Lilly’s own writings, despite this context, set his work with dolphins apart from the popular scientific norm. Rather than using animals to bolster ideas of the ‘proper’ human subject as creative, white, male and carnivorous, Lilly emphasises the human’s own implication within complex ecological systems: the human is a ‘participant observer, a participant in his own society, and a participant in the ecology of the planet Earth.’ While, as D. Graham Burnett remarks, Lilly’s desire to communicate with dolphins using language falls firmly under the remit of ‘groovy science,’ it also represents a respect for types of knowledge unassimilable within rationalist and humanist structures of meaning. Dolphins, for Lilly, possess ‘Their [own] realities, defined in their own terms.’ Humans, after establishing communication with dolphins, should formulate ‘New interspecies laws, agreements, and interspecies treaties […] in cooperation with the cetaceans.’
The question must be posed: to what extent does Lilly’s work simply reproduce, in a different form, the kinds of violent knowledge practices commonly found in studies of animal behaviour? Despite his respect for dolphin intelligence, Lilly’s experiments rendered his dolphin subjects as bodies to be confined, studied, and dissected in the pursuit of interspecies knowledge. One experiment, in which Peter the dolphin lived in the flooded house of researcher Margaret Howe Lovatt, became embroiled in sensationalist accounts of interspecies sexuality (see Maria Lux’s art installation ‘Playing House’ (2018) Playing House – marialux.net). Additionally, Lilly’s focus on the brain size, intellectual capabilities and minds of dolphins casts his work in a troublingly transhumanist light: dolphins, in this sense, function as technologies that could unlock ways in which to augment the potentials of human ‘capability.’

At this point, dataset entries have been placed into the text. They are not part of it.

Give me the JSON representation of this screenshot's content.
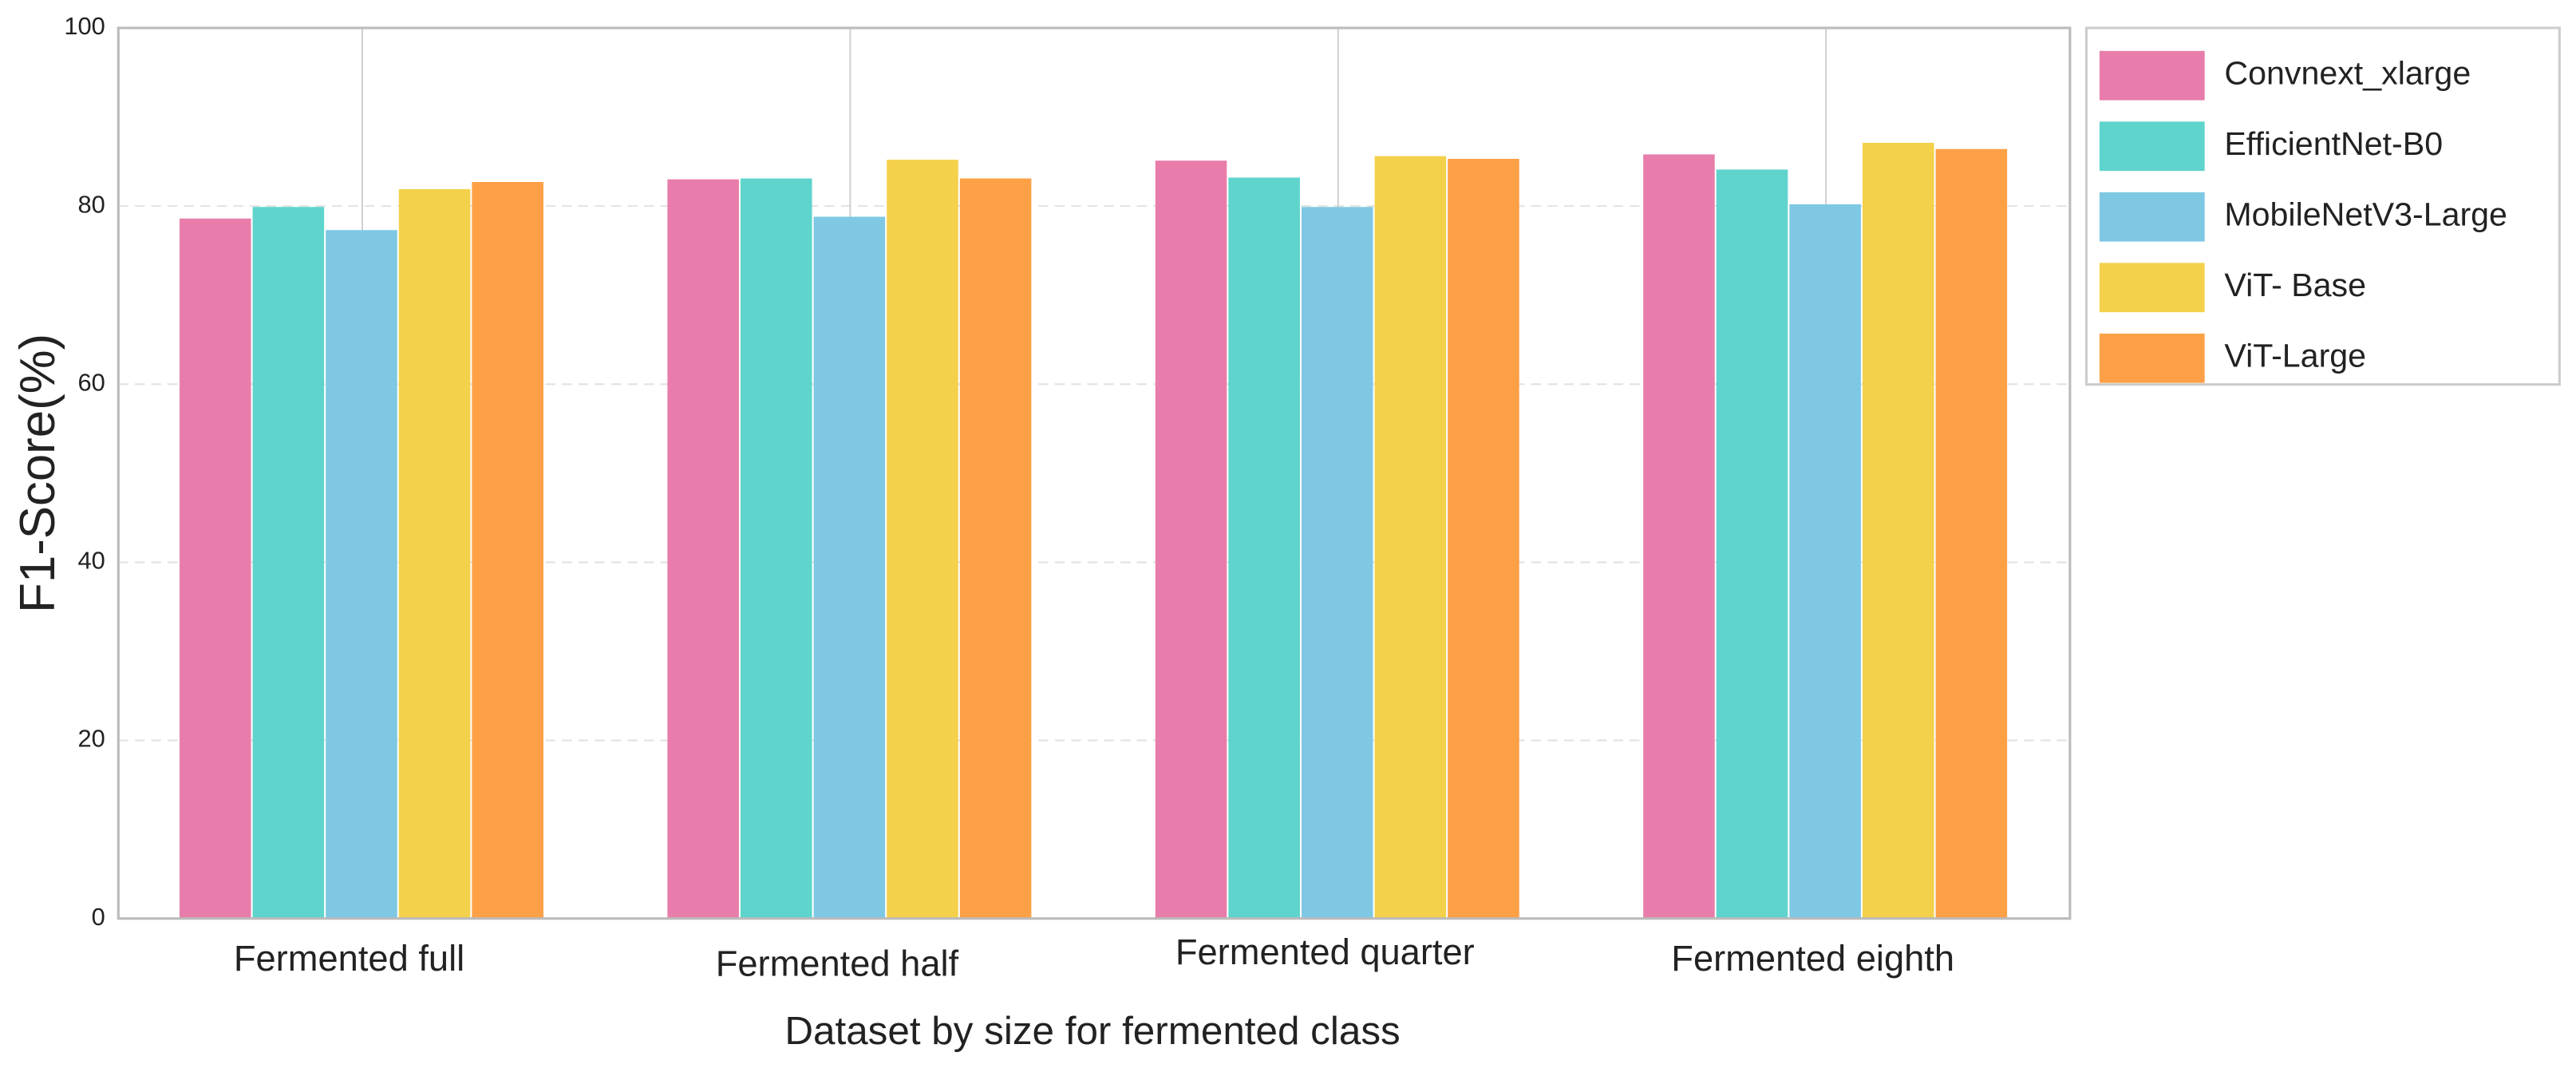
{
  "chart_data": {
    "type": "bar",
    "x_label": "Dataset by size for fermented class",
    "y_label": "F1-Score(%)",
    "categories": [
      "Fermented full",
      "Fermented half",
      "Fermented quarter",
      "Fermented eighth"
    ],
    "series": [
      {
        "name": "Convnext_xlarge",
        "color": "#e87dab",
        "values": [
          78.6,
          83.0,
          85.1,
          85.8
        ]
      },
      {
        "name": "EfficientNet-B0",
        "color": "#5ed4cc",
        "values": [
          79.9,
          83.1,
          83.2,
          84.1
        ]
      },
      {
        "name": "MobileNetV3-Large",
        "color": "#7ec8e3",
        "values": [
          77.3,
          78.8,
          79.9,
          80.2
        ]
      },
      {
        "name": "ViT- Base",
        "color": "#f4d14a",
        "values": [
          81.9,
          85.2,
          85.6,
          87.1
        ]
      },
      {
        "name": "ViT-Large",
        "color": "#fda046",
        "values": [
          82.7,
          83.1,
          85.3,
          86.4
        ]
      }
    ],
    "ylim": [
      0,
      100
    ],
    "yticks": [
      0,
      20,
      40,
      60,
      80,
      100
    ],
    "grid": true,
    "legend": "outside-right"
  }
}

In Philip K. Dick’s novel Dr Bloodmoney (1965), nuclear armageddon leads to the flourishing of ‘brilliant animals,’ as Dick describes them: cats that have developed their own language, dogs that can communicate with humans, and rats that are capable of ‘heroic deed[s].’ Far from reflecting any definitive change in ‘human nature,’ Dick’s brilliant animals occupy an ambivalent position in the narrative, displacing notions of something so straightforwardly universal as ‘human’ as a measure of ability. Dick’s character Stuart McConchie remarks that ‘Our relationship […] is different with animals now. It’s much closer; there isn’t the great gap between us and them that there was.’ In much the same vein, Lilly’s dolphins herald a scientific model no longer dependent upon a clear and monolithic separation between human/animal. Simultaneously radically de-anthropocentric and problematically couched in the language of intelligence, Lilly’s work unsettles the roots of behaviourism in favour of an uneasy more-than-human potentiality.